When the U.N. Climate Change Conference convenes in Copenhagen next month, the same Harvard collaborators will play a similar key role in briefing participants, using research summarized in a new book by Stavins and Aldy, “Post-Kyoto International Climate Policy: Summary for Policymakers,” just published by Cambridge University Press.

Stavins directs the Harvard Project on International Climate Agreements, an interfaculty, multinational, multidisciplinary initiative that works to educate and inform officials who develop climate policy. The project includes 35 research efforts in Europe, the United States, China, India, Australia, and Japan, and has an outreach component that works directly with many governments, including the nations accounting for about 90 percent of global emissions.
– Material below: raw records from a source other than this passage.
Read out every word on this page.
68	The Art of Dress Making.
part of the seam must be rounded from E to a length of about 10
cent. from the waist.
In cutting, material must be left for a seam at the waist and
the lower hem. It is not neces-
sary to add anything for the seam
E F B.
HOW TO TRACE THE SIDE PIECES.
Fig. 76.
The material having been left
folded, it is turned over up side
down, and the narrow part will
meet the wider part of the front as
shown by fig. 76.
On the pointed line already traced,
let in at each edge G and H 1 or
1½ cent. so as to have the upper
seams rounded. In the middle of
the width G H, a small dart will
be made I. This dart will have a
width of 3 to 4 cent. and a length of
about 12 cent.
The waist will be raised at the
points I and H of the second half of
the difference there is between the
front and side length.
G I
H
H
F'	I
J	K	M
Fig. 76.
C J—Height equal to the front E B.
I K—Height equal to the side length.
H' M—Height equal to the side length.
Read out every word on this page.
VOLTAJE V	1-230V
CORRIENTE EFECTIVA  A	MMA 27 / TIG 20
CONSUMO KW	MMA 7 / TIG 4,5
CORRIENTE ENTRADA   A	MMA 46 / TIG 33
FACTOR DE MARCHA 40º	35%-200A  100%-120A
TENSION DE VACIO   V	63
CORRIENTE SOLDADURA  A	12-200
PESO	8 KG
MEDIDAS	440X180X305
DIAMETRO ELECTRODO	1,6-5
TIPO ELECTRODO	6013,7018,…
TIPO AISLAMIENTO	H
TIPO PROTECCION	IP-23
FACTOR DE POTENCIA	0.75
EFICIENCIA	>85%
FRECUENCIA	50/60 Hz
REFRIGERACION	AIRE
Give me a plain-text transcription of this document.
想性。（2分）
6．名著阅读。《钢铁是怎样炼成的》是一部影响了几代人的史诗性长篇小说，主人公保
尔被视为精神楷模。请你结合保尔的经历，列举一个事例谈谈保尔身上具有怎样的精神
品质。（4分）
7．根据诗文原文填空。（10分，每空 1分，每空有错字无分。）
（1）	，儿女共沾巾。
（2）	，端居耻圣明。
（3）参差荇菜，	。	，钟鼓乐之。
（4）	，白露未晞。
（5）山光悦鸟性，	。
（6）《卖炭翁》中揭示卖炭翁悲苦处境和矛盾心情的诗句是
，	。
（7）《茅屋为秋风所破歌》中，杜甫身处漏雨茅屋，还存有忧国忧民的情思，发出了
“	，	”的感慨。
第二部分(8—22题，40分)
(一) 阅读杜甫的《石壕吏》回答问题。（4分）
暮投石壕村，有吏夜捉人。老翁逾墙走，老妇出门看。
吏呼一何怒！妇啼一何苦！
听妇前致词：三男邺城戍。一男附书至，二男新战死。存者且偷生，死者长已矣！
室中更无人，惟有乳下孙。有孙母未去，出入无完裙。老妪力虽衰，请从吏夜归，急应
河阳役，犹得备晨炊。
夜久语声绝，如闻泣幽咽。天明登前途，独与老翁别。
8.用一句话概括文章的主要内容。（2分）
The initiative is broad in scope. It includes a range of Harvard faculty members, as well as international authorities in international relations,economics, political science, and the law.

“No university, no sector, no country has cornered the market on wisdom, so it’s necessary to have a broad set of perspectives bearing upon the question,” said Stavins.

Through intensive research, the initiative helps countries to identify the key design elements of “scientifically sound, economically rational, and politically pragmatic” international climate policies.

Stavins and his team have met frequently in recent months with key Washington players concerning the upcoming negotiations. They were also contacted last year by Denmark’s prime minister to help him prepare for the Copenhagen summit.

While Stavins and members of his project won’t have official seats at the negotiating table next month, they will work behind the scenes, holding meetings to explain their findings to nongovernmental organizations, attending delegates, and the press. In addition, Stavins hopes that some meetings will bring together members of negotiating groups who may not “normally be in agreement.”

Stavins believes there is little chance for a breakthrough agreement at the summit, and he adds that is not entirely a bad thing. He explained his position by providing a historical perspective, and a little baseball parlance.

Next month’s meeting is a follow-up to the Kyoto Protocol, a 1997 multinational agreement aimed at curbing global greenhouse gas emissions through 2012. The Kyoto summit set binding targets for 37 of the world’s industrialized nations, but was considered a failure by many because it did not restrict emissions from some of the most rapidly growing economies, such as China and India. In addition, the United States, a major emitter, would not ratify the agreement.

In Copenhagen, a similar, target-based agreement, said Stavins, “would be a Kyoto Protocol on steroids. It would mean more stringent targets for the industrialized world and no targets whatsoever for the developing world. It wouldn’t be ratified by the United States Senate, there would be no involvement from India or China, and it would do virtually nothing about the problem.”

The Harvard professor said the problem of climate change cannot be solved in a single stroke.

“The cliché that one often hears about the American baseball season is even more true about climate policy: It’s a marathon, not a sprint.”

Stavins said that positive results from Copenhagen, ones that could serve as a foundation for climate policy going forward, would include a joint communiqué on climate change principles, or what his initiative calls a “portfolio of domestic commitments,” in which each nation promises to abide by its domestic climate change policies.

“A date like December 18th in Copenhagen is arbitrary in terms of the nature of the problem,” said Stavins. “The important thing is what happens in the long term. So that’s why I would say that the goal for Copenhagen should be meaningful global action over the long term, not some notion of success in Copenhagen itself.”

“It’s a matter of building institutions, and that takes time,” he added, noting that he believes that the Obama administration understands the need for a highly nuanced approach to a solution.

“This administration has excellent people. They take climate policy very seriously and intelligently, and when I say intelligently, I mean they are very aware of the science, as well as the economic and political realities of the challenge.”